Even as some congregations are beginning to meet together again, not everyone will feel comfortable or be able to join in person. Pre-pandemic, most regular church attendees had the luxury to choose whether to attend in-person or sleep in on a Sunday morning. But that wasn’t true for everyone. While some might be counting the days until things go “back to normal,” virtual engagement has been an unexpected gift for one important group.
Online platforms have allowed people with disabilities, immune-compromised systems, or alternative work schedules to attend and participate in spiritual and social activities that previously did not always accommodate their needs. With unexpected benefits like these, we should be cheering on statistics like Barna study’s report that 72% of churches will be offering both in-person and virtual options for the foreseeable future. Just like church websites, the option to participate in church virtually is about to become a standard — hopefully for good.
Hybrid church ministry should be the new normal.
It’s a “both/and” mindset of including people both virtually and in-person. The new Sunday morning for the average local church will mean setting up the musicians AND setting up the live stream camera feed. It will be turning around in your pew to welcome a new family to church AND greeting first-time visitors online. It will be welcoming someone on stage to give an announcement AND live streaming someone in to read scripture.

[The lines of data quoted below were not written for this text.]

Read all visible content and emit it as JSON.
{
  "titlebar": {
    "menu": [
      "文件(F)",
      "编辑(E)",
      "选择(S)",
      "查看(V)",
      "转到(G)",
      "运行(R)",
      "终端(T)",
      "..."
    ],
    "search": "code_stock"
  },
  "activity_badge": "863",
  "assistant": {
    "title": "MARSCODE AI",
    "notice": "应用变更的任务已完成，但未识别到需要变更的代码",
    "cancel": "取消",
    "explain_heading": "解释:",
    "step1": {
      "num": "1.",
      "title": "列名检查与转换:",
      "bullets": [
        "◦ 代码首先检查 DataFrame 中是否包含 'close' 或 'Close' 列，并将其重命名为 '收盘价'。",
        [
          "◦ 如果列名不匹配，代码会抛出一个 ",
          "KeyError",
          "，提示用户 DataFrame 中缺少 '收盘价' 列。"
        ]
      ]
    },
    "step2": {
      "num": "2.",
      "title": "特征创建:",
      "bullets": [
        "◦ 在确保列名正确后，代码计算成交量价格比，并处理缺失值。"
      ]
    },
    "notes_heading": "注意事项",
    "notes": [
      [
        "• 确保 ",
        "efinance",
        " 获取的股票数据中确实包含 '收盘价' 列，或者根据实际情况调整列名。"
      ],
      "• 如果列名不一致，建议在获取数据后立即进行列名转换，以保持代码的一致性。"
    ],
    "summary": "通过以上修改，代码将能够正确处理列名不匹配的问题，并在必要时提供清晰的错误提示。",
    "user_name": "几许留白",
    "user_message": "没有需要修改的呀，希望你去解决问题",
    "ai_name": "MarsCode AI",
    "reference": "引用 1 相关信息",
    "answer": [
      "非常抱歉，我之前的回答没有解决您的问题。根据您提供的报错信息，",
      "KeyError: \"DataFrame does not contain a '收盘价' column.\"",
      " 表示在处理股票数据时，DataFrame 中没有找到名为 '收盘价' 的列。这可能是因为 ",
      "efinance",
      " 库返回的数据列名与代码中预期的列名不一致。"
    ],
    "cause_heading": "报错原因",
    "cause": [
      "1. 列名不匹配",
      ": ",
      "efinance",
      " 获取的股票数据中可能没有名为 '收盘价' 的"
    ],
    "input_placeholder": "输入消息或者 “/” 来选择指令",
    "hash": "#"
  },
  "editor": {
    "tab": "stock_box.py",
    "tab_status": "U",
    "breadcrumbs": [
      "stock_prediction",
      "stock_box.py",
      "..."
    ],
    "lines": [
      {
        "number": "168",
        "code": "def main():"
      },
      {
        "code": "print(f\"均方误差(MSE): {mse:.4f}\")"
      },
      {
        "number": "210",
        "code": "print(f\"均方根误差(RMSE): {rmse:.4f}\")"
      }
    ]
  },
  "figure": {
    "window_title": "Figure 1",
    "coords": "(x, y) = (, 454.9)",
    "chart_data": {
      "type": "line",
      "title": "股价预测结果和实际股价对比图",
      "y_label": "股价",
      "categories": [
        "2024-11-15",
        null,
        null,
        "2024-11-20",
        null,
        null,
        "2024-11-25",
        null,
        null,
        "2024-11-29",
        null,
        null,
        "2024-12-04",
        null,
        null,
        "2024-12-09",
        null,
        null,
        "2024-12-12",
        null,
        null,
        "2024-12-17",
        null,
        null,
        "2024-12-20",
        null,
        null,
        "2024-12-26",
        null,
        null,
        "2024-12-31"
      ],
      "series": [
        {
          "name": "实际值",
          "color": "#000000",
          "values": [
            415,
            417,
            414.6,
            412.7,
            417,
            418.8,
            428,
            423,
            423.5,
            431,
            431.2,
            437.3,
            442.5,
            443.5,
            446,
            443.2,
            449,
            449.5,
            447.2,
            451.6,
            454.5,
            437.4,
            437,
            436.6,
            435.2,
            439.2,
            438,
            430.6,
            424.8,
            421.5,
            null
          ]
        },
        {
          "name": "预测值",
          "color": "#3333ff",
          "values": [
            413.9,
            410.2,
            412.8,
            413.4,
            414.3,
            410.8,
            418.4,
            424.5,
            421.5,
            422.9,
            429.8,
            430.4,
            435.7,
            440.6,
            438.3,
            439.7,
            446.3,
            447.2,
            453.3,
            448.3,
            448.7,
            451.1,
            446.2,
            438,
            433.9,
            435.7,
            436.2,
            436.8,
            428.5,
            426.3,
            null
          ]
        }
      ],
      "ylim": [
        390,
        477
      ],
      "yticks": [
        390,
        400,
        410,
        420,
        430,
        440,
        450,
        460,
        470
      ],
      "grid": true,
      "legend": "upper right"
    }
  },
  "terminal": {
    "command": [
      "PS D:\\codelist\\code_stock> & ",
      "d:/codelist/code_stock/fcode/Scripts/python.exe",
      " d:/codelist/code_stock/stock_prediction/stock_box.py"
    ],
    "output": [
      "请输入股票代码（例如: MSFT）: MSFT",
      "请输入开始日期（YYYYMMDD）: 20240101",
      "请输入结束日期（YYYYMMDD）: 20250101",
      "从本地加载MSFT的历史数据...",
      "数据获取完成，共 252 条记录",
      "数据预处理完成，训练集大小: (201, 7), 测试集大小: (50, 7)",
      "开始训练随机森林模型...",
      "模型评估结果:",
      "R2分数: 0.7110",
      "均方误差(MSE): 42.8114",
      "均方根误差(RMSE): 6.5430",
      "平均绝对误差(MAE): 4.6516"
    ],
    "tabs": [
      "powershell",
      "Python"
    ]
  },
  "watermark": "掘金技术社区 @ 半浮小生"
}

The church has always been bigger than a building, anyways.
So how should churches prepare for the new reality of hybrid ministry?
Churches have a tough job figuring out how to include everyone on a Sunday morning, but if these past few months have taught us anything, it’s a long-term strategy worth investing in.
1. Find technology that is specifically built for what churches need.
The good news is, as everyone is adapting to this new reality, there is also new technology emerging built specifically for churches. Technology like Altar, an engaging two-way live-streaming tool built for churches, is the kind of tool made possible by this new innovation wave.
2. Prioritize active participation over high-quality production.
When the production of a high quality church service takes more time than authentic connection — be careful. Technology should allow your community to be an active part of church, not just a viewer. Involve members from home! Show them giving announcements or reading scripture from home. Opt for technology that allows you to create a two-way conversation and interaction, not just a one-way live stream of the service.
3. Community over content.
While Biblical teaching is still the core function of the church, people don’t just want a sermon online. They want to feel seen and known by others. Real gospel-transformation happens when people are in real relationship. Consider how you can utilize smaller viewing parties or have volunteers be online greeters. Again, look for technology that will allow you to facilitate real conversation online.
Churches have a tough job ahead of them navigating the new, hybrid Sunday morning, but also a huge opportunity to creatively engage new and current members.